According to him, the EU calls on the parties to resume talks without preconditions on the basis of the proposals of the OSCE Minsk Group.
“The status quo (in Karabakh) is fragile. This conflict has no military solution. A long-term settlement based on international law is needed. The EU supports the efforts of the Minsk Group in this direction, urging the parties to observe the cease-fire and their commitments for a peaceful settlement of the conflict,” the head of the committee said.
The Nagorno-Karabakh conflict entered its modern phase when the Armenian SRR made territorial claims against the Azerbaijani SSR in 1988.
A fierce war broke out between Azerbaijan and Armenia over the Nagorno-Karabakh region of Azerbaijan. As a result of the war, Armenian armed forces occupied some 20 percent of Azerbaijani territory which includes Nagorno-Karabakh and seven adjacent districts (Lachin, Kalbajar, Aghdam, Fuzuli, Jabrayil, Gubadli and Zangilan), and over a million Azerbaijanis became refugees and internally displaced people.
The military operations finally came to an end when Azerbaijan and Armenia signed a ceasefire agreement in Bishkek in 1994.

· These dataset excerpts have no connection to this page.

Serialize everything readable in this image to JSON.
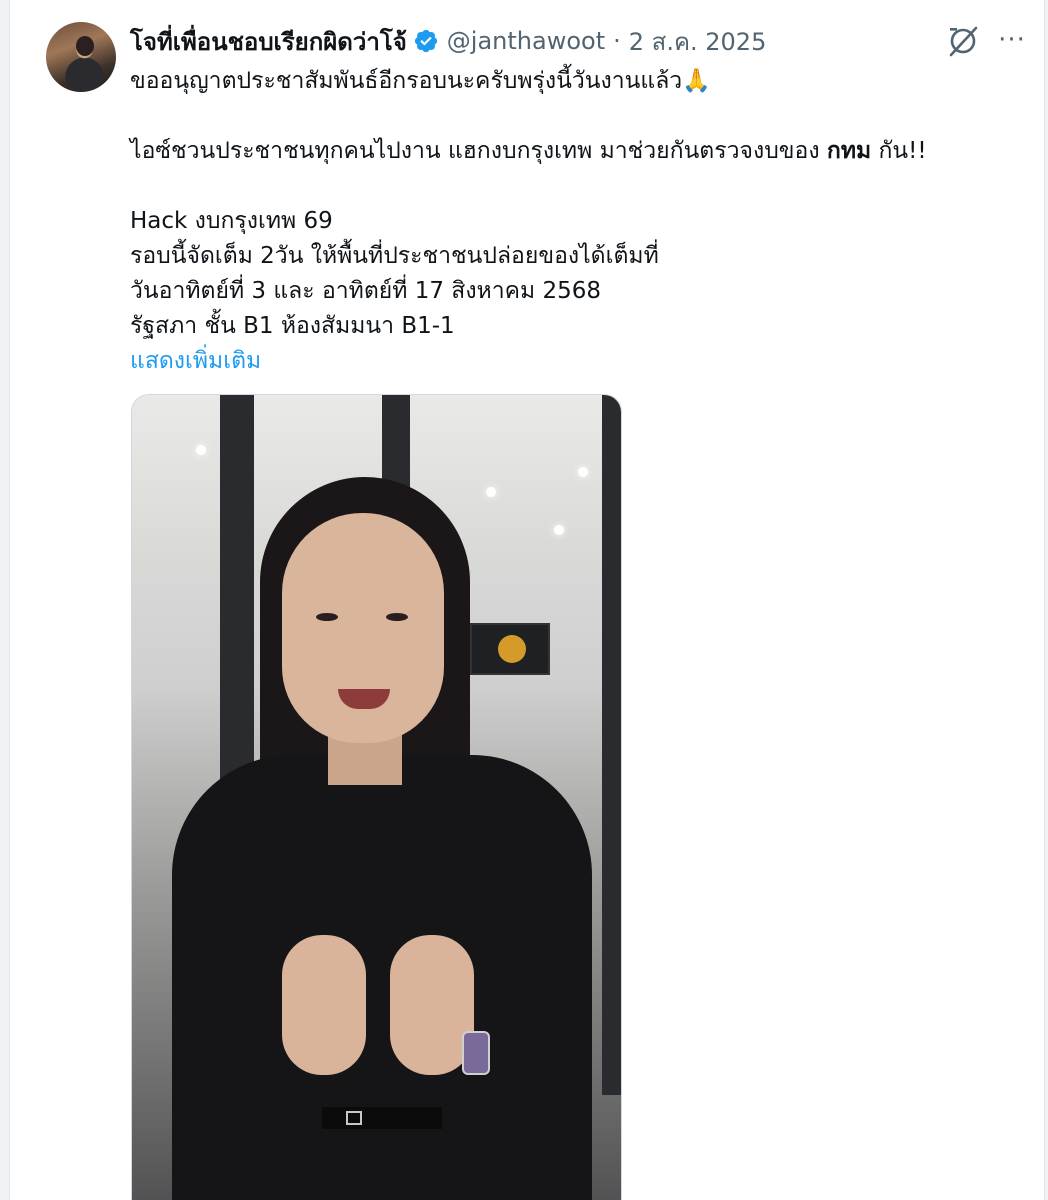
{
  "tweet": {
    "display_name": "โจที่เพื่อนชอบเรียกผิดว่าโจ้",
    "handle": "@janthawoot",
    "separator": "·",
    "timestamp": "2 ส.ค. 2025",
    "more_label": "···",
    "lines": {
      "l1": "ขออนุญาตประชาสัมพันธ์อีกรอบนะครับพรุ่งนี้วันงานแล้ว🙏",
      "l2a": "ไอซ์ชวนประชาชนทุกคนไปงาน แฮกงบกรุงเทพ มาช่วยกันตรวจงบของ ",
      "l2b": "กทม",
      "l2c": " กัน!!",
      "l3": "Hack งบกรุงเทพ 69",
      "l4": "รอบนี้จัดเต็ม 2วัน ให้พื้นที่ประชาชนปล่อยของได้เต็มที่",
      "l5": "วันอาทิตย์ที่ 3 และ อาทิตย์ที่ 17 สิงหาคม 2568",
      "l6": "รัฐสภา ชั้น B1 ห้องสัมมนา B1-1"
    },
    "show_more": "แสดงเพิ่มเติม"
  },
  "icons": {
    "verified": "verified-badge-icon",
    "grok": "grok-icon",
    "more": "more-options-icon"
  },
  "colors": {
    "link": "#1d9bf0",
    "verified": "#1d9bf0",
    "secondary_text": "#536471"
  }
}
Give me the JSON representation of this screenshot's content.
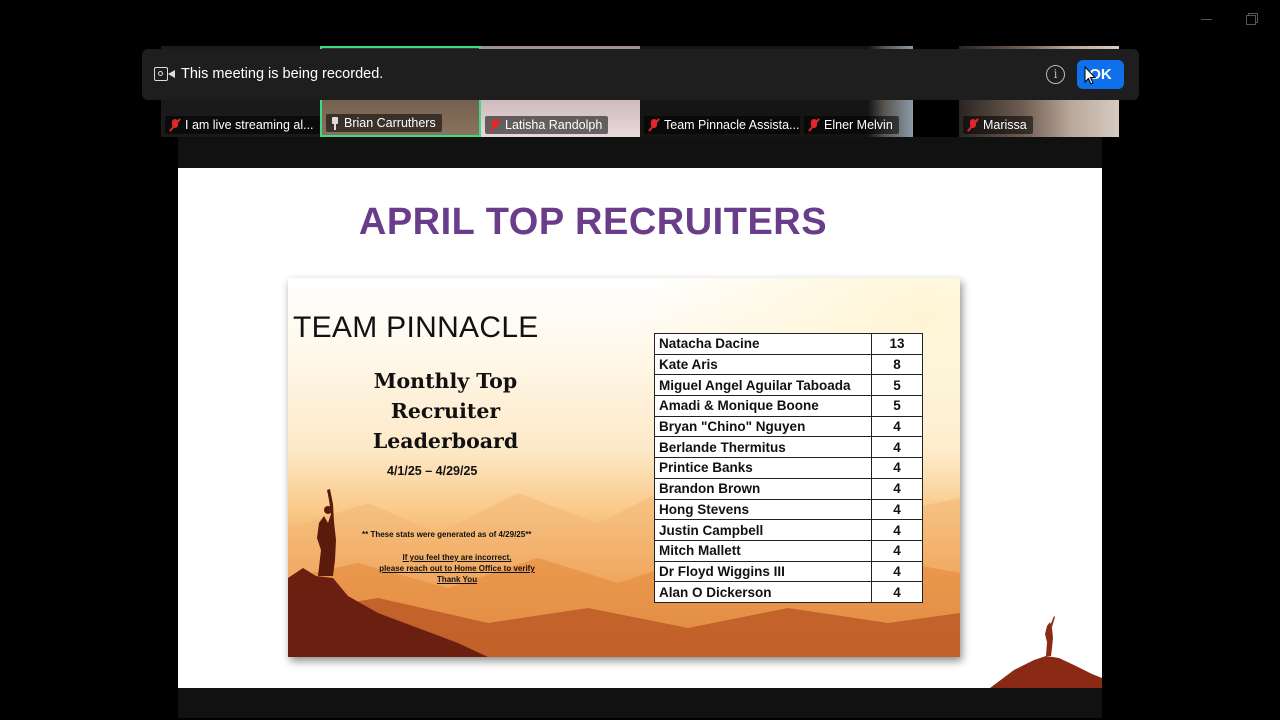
{
  "participants": [
    {
      "name": "I am live streaming al...",
      "muted": true
    },
    {
      "name": "Brian Carruthers",
      "pinned": true
    },
    {
      "name": "Latisha Randolph",
      "muted": true
    },
    {
      "name": "Team Pinnacle Assista...",
      "muted": true
    },
    {
      "name": "Elner Melvin",
      "muted": true
    },
    {
      "name": "Marissa",
      "muted": true
    }
  ],
  "recording_banner": {
    "message": "This meeting is being recorded.",
    "ok_label": "OK",
    "info_icon": "info-icon",
    "accent_color": "#0e71eb"
  },
  "slide": {
    "title": "APRIL TOP RECRUITERS",
    "title_color": "#6a3d8a",
    "poster": {
      "team": "TEAM PINNACLE",
      "heading_line1": "Monthly Top",
      "heading_line2": "Recruiter",
      "heading_line3": "Leaderboard",
      "dates": "4/1/25 – 4/29/25",
      "note": "** These stats were generated as of 4/29/25**",
      "note2_line1": "If you feel they are incorrect,",
      "note2_line2": "please reach out to Home Office to verify",
      "note2_line3": "Thank You"
    },
    "leaderboard": [
      {
        "name": "Natacha Dacine",
        "count": "13"
      },
      {
        "name": "Kate Aris",
        "count": "8"
      },
      {
        "name": "Miguel Angel Aguilar Taboada",
        "count": "5"
      },
      {
        "name": "Amadi & Monique Boone",
        "count": "5"
      },
      {
        "name": "Bryan \"Chino\" Nguyen",
        "count": "4"
      },
      {
        "name": "Berlande Thermitus",
        "count": "4"
      },
      {
        "name": "Printice Banks",
        "count": "4"
      },
      {
        "name": "Brandon Brown",
        "count": "4"
      },
      {
        "name": "Hong Stevens",
        "count": "4"
      },
      {
        "name": "Justin Campbell",
        "count": "4"
      },
      {
        "name": "Mitch Mallett",
        "count": "4"
      },
      {
        "name": "Dr Floyd Wiggins III",
        "count": "4"
      },
      {
        "name": "Alan O Dickerson",
        "count": "4"
      }
    ]
  }
}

Dealing with the settlement of the Nagorno-Karabakh conflict is the OSCE Minsk Group, which was created after the meeting of the CSCE (OSCE after the Budapest summit held in December 1994) Ministerial Council in Helsinki on 24 March 1992. The Group’s members include Azerbaijan, Armenia, Russia, the United States, France, Italy, Germany, Turkey, Belarus, Finland and Sweden.
Besides, the OSCE Minsk Group has a co-chairmanship institution, comprised of Russian, the US and French co-chairs, which began operating in 1996.
Resolutions 822, 853, 874 and 884 of the UN Security Council, which were passed in short intervals in 1993, and other resolutions adopted by the UN General Assembly, PACE, OSCE, OIC, and other organizations require Armenia to unconditionally withdraw its troops from Nagorno-Karabakh.